Outra premiada foi a medalha de ouro no lançamento de dardo F46 nos Jogos Paralímpicos, Holly Robinson ajudará a Casa Ronald McDonalds, instituição de seu País, com foco na melhoria da saúde e bem-estar de crianças e suas famílias
“No coração do Movimento Paralímpico estão quatro valores fundamentais de determinação, igualdade, inspiração e coragem. Em Tóquio, Holly Robinson não apenas mostrou todos esses elementos para garantir sua primeira medalha de ouro paralímpica, mas também exibiu outra coisa que valorizamos, que é a inclusão. Também devemos agradecer à Visa por desenvolver o Prêmio Visa que recompensa o melhor dos valores do esporte, é uma excelente forma de envolver os fãs em todo o mundo com o espírito dos Jogos”, afirmou Andrew Parsons, presidente do Comitê Paralímpico Internacional.
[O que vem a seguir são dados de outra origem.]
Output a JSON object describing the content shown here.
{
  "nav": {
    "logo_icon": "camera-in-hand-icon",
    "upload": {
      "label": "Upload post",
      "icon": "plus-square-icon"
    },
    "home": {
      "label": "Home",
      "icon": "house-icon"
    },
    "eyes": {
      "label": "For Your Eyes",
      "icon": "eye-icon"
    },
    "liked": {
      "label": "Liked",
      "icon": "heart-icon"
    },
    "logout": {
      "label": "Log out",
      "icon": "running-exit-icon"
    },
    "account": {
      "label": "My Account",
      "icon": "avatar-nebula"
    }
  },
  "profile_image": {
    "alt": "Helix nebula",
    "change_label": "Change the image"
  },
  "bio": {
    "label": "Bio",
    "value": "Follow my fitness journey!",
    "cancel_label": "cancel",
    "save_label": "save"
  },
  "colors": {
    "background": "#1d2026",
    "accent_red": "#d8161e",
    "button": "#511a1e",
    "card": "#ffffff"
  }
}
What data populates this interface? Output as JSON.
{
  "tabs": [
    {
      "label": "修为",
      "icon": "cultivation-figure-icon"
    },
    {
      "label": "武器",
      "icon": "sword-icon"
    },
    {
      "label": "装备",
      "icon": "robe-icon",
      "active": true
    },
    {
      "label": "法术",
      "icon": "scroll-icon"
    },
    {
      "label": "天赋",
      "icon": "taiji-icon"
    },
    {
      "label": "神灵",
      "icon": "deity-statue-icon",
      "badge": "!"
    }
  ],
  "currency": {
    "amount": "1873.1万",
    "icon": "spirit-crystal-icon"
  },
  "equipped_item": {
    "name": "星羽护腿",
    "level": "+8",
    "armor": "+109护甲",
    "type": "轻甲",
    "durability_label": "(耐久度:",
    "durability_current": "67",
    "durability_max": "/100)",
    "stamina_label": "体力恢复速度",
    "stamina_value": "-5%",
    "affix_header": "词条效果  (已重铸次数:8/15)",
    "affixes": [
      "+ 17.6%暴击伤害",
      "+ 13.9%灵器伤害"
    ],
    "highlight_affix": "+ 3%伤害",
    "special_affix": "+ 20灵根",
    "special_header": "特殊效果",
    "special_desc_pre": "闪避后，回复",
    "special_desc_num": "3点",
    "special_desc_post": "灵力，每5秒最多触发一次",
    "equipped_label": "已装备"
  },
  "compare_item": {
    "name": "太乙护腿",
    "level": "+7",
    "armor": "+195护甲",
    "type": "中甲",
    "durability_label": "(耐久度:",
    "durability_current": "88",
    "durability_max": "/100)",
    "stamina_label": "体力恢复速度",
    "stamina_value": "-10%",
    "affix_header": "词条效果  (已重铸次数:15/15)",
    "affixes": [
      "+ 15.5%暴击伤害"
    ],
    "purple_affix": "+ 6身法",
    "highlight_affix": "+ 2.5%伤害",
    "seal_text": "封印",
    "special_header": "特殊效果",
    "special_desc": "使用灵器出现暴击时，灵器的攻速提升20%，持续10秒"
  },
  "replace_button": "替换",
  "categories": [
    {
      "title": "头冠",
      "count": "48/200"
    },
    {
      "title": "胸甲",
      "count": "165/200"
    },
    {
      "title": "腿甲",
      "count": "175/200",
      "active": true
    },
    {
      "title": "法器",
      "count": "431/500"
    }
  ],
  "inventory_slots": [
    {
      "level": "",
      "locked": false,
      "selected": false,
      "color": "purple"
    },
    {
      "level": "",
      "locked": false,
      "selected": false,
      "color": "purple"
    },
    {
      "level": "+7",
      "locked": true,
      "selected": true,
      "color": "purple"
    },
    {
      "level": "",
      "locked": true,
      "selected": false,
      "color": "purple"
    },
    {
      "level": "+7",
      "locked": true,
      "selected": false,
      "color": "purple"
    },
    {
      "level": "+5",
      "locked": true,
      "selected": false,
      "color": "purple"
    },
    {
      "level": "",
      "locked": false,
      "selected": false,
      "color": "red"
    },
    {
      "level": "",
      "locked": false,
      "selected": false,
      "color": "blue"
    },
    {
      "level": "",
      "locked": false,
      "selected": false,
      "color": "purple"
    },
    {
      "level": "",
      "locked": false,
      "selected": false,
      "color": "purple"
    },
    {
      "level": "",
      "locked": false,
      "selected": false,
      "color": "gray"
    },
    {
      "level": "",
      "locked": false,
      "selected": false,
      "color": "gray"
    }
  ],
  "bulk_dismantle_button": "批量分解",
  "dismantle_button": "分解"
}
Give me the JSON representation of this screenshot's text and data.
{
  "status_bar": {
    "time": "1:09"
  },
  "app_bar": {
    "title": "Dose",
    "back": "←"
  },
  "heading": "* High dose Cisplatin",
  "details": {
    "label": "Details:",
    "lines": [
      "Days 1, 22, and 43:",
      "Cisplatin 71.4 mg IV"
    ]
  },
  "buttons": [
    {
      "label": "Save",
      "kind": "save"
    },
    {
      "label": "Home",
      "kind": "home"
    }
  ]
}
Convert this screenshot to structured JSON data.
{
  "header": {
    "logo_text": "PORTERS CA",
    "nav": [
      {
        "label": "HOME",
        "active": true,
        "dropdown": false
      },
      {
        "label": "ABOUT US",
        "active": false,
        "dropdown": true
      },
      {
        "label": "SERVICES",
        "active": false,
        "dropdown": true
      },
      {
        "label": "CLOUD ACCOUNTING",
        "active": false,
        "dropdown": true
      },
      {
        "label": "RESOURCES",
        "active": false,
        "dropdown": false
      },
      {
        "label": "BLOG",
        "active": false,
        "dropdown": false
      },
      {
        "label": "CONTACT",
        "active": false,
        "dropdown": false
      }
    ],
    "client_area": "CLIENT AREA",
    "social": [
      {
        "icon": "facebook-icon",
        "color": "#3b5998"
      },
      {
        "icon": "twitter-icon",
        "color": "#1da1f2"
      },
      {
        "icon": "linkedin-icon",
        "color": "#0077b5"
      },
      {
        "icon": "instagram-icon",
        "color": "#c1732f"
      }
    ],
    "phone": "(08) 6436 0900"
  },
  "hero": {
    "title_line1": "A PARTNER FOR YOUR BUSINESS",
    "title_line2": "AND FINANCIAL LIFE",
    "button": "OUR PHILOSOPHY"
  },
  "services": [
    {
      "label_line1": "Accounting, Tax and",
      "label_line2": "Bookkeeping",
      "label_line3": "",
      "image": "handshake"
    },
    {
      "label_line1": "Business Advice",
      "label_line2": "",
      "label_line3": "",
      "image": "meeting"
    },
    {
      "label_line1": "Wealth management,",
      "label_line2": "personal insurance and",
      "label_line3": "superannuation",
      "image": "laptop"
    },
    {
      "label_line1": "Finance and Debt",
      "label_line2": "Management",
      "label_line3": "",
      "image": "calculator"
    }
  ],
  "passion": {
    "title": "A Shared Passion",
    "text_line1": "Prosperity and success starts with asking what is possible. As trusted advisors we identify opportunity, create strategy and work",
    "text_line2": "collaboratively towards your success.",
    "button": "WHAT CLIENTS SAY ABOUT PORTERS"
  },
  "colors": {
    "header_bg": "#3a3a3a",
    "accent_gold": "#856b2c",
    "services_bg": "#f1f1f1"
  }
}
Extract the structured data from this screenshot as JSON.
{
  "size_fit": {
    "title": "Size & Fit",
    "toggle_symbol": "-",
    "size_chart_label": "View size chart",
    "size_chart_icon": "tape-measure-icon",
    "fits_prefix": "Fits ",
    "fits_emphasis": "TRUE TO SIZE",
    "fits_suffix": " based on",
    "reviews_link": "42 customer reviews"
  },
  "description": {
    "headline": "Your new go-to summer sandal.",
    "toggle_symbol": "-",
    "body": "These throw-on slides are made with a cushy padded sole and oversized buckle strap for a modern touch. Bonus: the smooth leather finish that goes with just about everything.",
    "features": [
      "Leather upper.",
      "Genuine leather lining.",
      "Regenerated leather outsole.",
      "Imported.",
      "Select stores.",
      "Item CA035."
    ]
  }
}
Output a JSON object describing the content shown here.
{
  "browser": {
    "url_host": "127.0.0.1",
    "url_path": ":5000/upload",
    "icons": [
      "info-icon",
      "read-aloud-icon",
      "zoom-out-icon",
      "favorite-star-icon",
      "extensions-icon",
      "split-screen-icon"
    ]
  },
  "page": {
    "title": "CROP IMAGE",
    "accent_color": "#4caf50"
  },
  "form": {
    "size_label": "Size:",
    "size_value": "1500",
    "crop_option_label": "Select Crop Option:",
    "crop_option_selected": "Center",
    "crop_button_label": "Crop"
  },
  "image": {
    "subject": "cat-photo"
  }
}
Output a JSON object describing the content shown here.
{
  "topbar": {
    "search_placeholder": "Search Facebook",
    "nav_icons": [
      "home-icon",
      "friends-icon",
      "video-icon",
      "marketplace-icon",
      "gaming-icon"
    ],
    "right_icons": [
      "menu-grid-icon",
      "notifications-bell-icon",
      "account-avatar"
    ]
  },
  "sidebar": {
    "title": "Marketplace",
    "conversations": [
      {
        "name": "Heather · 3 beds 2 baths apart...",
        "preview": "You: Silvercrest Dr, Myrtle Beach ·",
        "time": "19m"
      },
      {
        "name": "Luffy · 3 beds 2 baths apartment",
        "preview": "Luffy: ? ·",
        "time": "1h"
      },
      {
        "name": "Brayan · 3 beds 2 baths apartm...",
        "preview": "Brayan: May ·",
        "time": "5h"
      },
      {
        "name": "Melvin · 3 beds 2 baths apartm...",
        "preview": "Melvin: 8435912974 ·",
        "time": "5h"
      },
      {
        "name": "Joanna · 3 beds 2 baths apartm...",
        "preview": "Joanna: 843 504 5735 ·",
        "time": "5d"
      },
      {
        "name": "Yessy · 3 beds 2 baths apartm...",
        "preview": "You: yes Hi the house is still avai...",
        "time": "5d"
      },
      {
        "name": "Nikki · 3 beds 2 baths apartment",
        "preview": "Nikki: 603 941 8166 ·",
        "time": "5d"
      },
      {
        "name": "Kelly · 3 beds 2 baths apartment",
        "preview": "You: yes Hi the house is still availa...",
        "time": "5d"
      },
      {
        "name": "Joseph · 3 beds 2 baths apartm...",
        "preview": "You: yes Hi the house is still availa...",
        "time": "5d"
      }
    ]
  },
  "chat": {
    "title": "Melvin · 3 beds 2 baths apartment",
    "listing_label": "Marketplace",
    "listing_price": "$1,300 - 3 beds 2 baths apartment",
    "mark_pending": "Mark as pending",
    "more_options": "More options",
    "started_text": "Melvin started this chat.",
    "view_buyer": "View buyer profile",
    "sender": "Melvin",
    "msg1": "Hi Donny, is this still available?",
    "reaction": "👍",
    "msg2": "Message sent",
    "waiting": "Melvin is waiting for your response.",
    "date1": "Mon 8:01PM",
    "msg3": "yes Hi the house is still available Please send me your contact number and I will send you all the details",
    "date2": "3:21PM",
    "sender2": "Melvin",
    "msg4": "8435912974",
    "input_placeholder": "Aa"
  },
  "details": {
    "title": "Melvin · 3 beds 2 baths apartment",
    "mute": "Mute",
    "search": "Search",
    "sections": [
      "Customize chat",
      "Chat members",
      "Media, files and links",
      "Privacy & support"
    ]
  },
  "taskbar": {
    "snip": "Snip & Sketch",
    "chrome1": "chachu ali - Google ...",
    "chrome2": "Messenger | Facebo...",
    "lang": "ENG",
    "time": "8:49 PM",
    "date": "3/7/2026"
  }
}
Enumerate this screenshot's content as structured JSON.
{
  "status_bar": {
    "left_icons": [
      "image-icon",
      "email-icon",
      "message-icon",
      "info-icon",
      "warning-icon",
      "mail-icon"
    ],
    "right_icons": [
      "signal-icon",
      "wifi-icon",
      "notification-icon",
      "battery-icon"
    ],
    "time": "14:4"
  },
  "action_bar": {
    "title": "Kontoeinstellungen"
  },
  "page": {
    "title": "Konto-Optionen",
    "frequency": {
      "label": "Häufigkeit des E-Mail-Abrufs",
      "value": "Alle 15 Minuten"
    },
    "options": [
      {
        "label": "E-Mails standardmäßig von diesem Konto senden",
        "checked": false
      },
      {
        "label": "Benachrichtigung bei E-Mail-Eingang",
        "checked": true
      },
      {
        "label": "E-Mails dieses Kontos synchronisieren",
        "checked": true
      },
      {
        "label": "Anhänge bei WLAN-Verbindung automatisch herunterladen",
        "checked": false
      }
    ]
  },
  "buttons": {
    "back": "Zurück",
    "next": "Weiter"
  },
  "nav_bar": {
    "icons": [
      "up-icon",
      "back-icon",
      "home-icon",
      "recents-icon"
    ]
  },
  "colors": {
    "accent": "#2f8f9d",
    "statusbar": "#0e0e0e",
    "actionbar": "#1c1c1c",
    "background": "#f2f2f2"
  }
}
O Prêmio Visa é um novo prêmio que celebra os momentos dos Jogos Olímpicos e Paralímpicos que transcendem a competição e mostram qualidades de amizade, inclusão, aceitação e coragem. Com 28 momentos selecionados nas duas competições, o Prêmio Visa deu aos fãs de todo o mundo a oportunidade de votar em seu favorito. Depois de comemorar os atletas dos esportes de verão em Tóquio, o Prêmio Visa voltará para os Jogos Olímpicos e Paralímpicos de Inverno de Pequim 2022.